- Episode no.: Season 4 Episode 9
- Directed by: Amy Winfrey
- Written by: Joanna Calo
- Original release date: September 8, 2017
- Running time: 26 minutes

Guest appearances
- Kristen Bell as Ruthie; Kristin Chenoweth as Vanessa Gekko; Sharon Horgan as Courtney Portnoy;

Episode chronology
| ← Previous "The Judge" | Next → "lovin that cali lifestyle!!" |
- BoJack Horseman season 4

= Ruthie (BoJack Horseman) =

"Ruthie" is the ninth episode of the fourth season of American animated television series BoJack Horseman, and the 45th episode overall. It was written by Joanna Calo and directed by Amy Winfrey, and was released in the United States, along with the rest of season four, via Netflix on September 8, 2017. Kristen Bell, Kristin Chenoweth, and Sharon Horgan provide voices in guest appearances in the episode.

The episode is presented as a flashback, as a story told by Princess Carolyn's relative in the future.

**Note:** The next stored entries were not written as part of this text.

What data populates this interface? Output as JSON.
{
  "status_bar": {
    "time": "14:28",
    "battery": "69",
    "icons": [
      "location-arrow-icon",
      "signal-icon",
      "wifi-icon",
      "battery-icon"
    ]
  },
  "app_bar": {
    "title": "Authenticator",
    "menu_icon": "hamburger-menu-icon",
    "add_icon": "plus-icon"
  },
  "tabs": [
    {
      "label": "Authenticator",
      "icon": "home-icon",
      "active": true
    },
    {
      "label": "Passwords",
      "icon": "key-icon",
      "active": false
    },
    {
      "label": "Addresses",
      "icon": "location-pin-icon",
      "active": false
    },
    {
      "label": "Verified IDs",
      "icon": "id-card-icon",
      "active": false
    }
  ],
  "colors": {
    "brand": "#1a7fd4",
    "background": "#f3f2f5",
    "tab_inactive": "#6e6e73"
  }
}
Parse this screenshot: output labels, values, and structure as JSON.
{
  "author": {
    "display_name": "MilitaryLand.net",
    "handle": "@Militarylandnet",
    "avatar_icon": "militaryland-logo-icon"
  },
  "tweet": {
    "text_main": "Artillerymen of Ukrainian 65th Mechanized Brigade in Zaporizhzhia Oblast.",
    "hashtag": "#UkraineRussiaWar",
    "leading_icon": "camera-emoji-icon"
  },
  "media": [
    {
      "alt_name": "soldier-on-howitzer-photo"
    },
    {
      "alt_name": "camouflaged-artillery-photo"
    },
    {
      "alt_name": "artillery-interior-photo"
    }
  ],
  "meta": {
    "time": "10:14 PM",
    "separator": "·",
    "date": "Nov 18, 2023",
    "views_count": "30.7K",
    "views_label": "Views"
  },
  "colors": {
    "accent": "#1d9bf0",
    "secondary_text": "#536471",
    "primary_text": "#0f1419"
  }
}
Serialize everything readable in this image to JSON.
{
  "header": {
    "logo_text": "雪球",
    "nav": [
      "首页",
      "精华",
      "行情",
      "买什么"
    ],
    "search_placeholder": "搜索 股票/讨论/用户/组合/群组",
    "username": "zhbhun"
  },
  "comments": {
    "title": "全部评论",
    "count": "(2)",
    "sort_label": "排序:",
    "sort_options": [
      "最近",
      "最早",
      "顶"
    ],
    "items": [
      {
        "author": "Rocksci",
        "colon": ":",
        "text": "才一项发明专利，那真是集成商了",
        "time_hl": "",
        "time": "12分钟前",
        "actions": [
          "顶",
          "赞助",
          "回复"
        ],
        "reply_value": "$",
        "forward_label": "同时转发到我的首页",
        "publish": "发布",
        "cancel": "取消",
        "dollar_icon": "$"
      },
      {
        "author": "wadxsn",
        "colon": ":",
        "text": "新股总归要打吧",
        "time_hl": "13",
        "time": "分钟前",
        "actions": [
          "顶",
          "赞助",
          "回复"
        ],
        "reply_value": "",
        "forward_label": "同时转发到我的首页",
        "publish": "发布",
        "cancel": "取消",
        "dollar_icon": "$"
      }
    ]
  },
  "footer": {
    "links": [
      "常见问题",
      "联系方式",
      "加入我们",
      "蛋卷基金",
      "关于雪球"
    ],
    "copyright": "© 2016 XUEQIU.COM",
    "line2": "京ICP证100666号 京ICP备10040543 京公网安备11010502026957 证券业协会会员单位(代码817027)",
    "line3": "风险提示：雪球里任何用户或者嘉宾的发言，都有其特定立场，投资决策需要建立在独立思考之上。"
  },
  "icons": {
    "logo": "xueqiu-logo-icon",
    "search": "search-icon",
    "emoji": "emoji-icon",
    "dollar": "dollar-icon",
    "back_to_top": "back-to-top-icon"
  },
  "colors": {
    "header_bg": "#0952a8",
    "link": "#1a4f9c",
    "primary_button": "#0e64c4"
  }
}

In February 2018, "Ruthie" was nominated for the Writers Guild of America Award for Television: Animation at the 70th WGA Awards. It lost to "Time's Arrow", another Bojack Horseman episode.

== Plot ==
Ruthie, who is Princess Carolyn's great-great-great-granddaughter, narrates the story of a particularly bad day in Carolyn's life for a school project. Through the day Carolyn learns that she has miscarried, fires her assistant Judah for declining a lucrative project without telling her, and breaks up with her boyfriend Ralph. In the end, Ruthie is revealed to have been a fantasy of Princess Carolyn, which she used to cope with her troubles.

== Reception ==
The episode received generally positive reviews from critics. In 2018, it was nominated for a Writers Guild of America Award for Television: Animation.

Lenika Cruz of The Atlantic described "Ruthie" and "Time's Arrow" as the two best episodes of the season, and saying each episode takes "full advantage of the medium to make their studies of female interiority feel like epics". Vulture gave the episode 5 stars out of 5, especially praising the episode's ending. Les Chappell of The A.V. Club gave the episode an "A" grade, noting the voice talents of Kristen Bell as the titular Ruthie.